Perks: A fundamental benefit of adopting a homeless preference for your property is becoming part of the federal and state efforts to end homelessness in your community, explains Oregon Housing and Community Services. But there are pragmatic reasons as well. Adopting a homeless preference will help you to:

  • Reduce onsite staffing efforts with referrals and completed applications from community service providers;
  • Reduce your vacancy rates and increase your monthly revenue;
  • Have more flexibility in deciding how many vacancies to fill, with no regulated preference rate for filling vacancies;
  • Develop longer and more stable tenancies;
  • Enjoy no HUD-approval requirements for setting preferences; and
  • Earn special and add-on management fees from HUD.

Bonus: When you decided to adopt a homeless preference, the special start-up fee rate is $2.50 per unit per month for up to nine months, up to $4,500 per property, according to Leading Age. You can also get an add-on fee of $2.00 per unit per month (up to $3,600 per property per year) as long as you’ve admitted one previously homeless individual or household to your property during a one-year period.

Begin with 7 Essential Steps

The HUD toolkit draws on lessons learned and best practices developed from the 2012 pilot initiative, Dedicating Opportunities to End Homelessness (DOEH), which involved 10 communities.

The toolkit outlines seven major steps to implement a homeless preference:

  1. Create a Multifamily Planning and Implementation Team (MPIT);
  2. Examine and understand your community’s needs and multifamily resources;
  3. Identify and engage service providers;
  4. Engage multifamily property owners;
  5. Formalize agreements between service providers and owners;
  6. Support owners’ implementation of a homeless preference; and
  7. Refine the process.

Get started: The first step – assembling your team – is critical to all the other steps that follow. You need strong core leadership to drive the process and decision-making.

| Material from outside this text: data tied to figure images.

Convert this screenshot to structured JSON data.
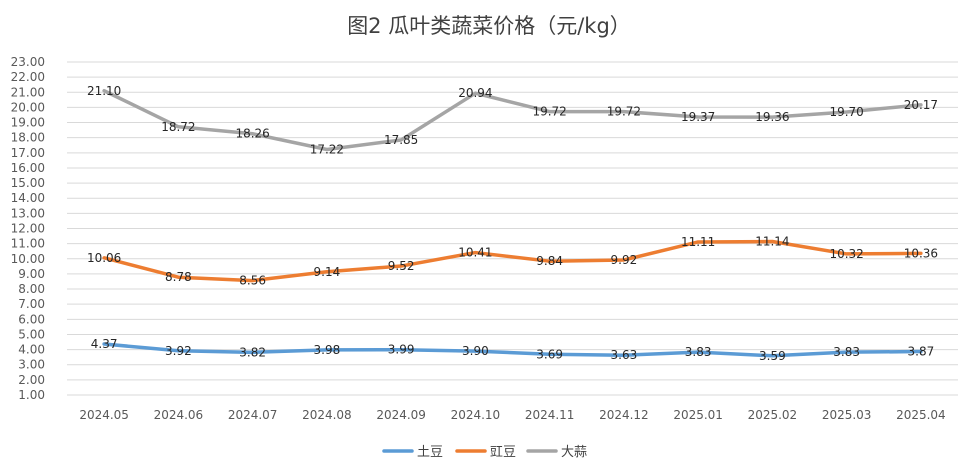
{
  "chart_data": {
    "type": "line",
    "title": "图2  瓜叶类蔬菜价格（元/kg）",
    "xlabel": "",
    "ylabel": "",
    "categories": [
      "2024.05",
      "2024.06",
      "2024.07",
      "2024.08",
      "2024.09",
      "2024.10",
      "2024.11",
      "2024.12",
      "2025.01",
      "2025.02",
      "2025.03",
      "2025.04"
    ],
    "ylim": [
      1.0,
      23.0
    ],
    "ytick_step": 1.0,
    "grid": true,
    "legend_position": "bottom",
    "series": [
      {
        "name": "土豆",
        "color": "#5B9BD5",
        "values": [
          4.37,
          3.92,
          3.82,
          3.98,
          3.99,
          3.9,
          3.69,
          3.63,
          3.83,
          3.59,
          3.83,
          3.87
        ]
      },
      {
        "name": "豇豆",
        "color": "#ED7D31",
        "values": [
          10.06,
          8.78,
          8.56,
          9.14,
          9.52,
          10.41,
          9.84,
          9.92,
          11.11,
          11.14,
          10.32,
          10.36
        ]
      },
      {
        "name": "大蒜",
        "color": "#A5A5A5",
        "values": [
          21.1,
          18.72,
          18.26,
          17.22,
          17.85,
          20.94,
          19.72,
          19.72,
          19.37,
          19.36,
          19.7,
          20.17
        ]
      }
    ]
  }
}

First, look to your community’s Continuum of Care (CoC) to seek out leadership, as the CoC is an essential player in the homeless preference initiative, HUD urges.

Other members of your leadership team could include leaders from large housing and service provider organizations, local coalitions of homeless providers, nonprofit service organizations involved in homelessness, and/or state or local officials in the fields of homelessness, affordable housing or community development.

Or: Your community may already have a multi-stakeholder coordinating body that’s well-placed and willing to take on a homeless initiative.

Include Key Stakeholders in Your Team

After you’ve assembled a leadership team, it’s time to flesh out your MPIT. HUD suggests that you seek out additional representation, such as:

  • State and local governments, including community development agencies and housing finance agencies;
  • Relevant local private lenders/equity investors;
  • Multifamily property owners;
  • Public housing authorities;
  • Human services providers;
  • Veteran organizations; and/or
  • Philanthropic partners.

Bottom line: If you’re considering adopting a homeless preference, be sure to do your homework. You’ll need to know what the preference means for your existing waiting list, how to alter your current Tenant Selection Plan, how to implement a homeless preference and obtain approval from HUD, and more, Hixon says.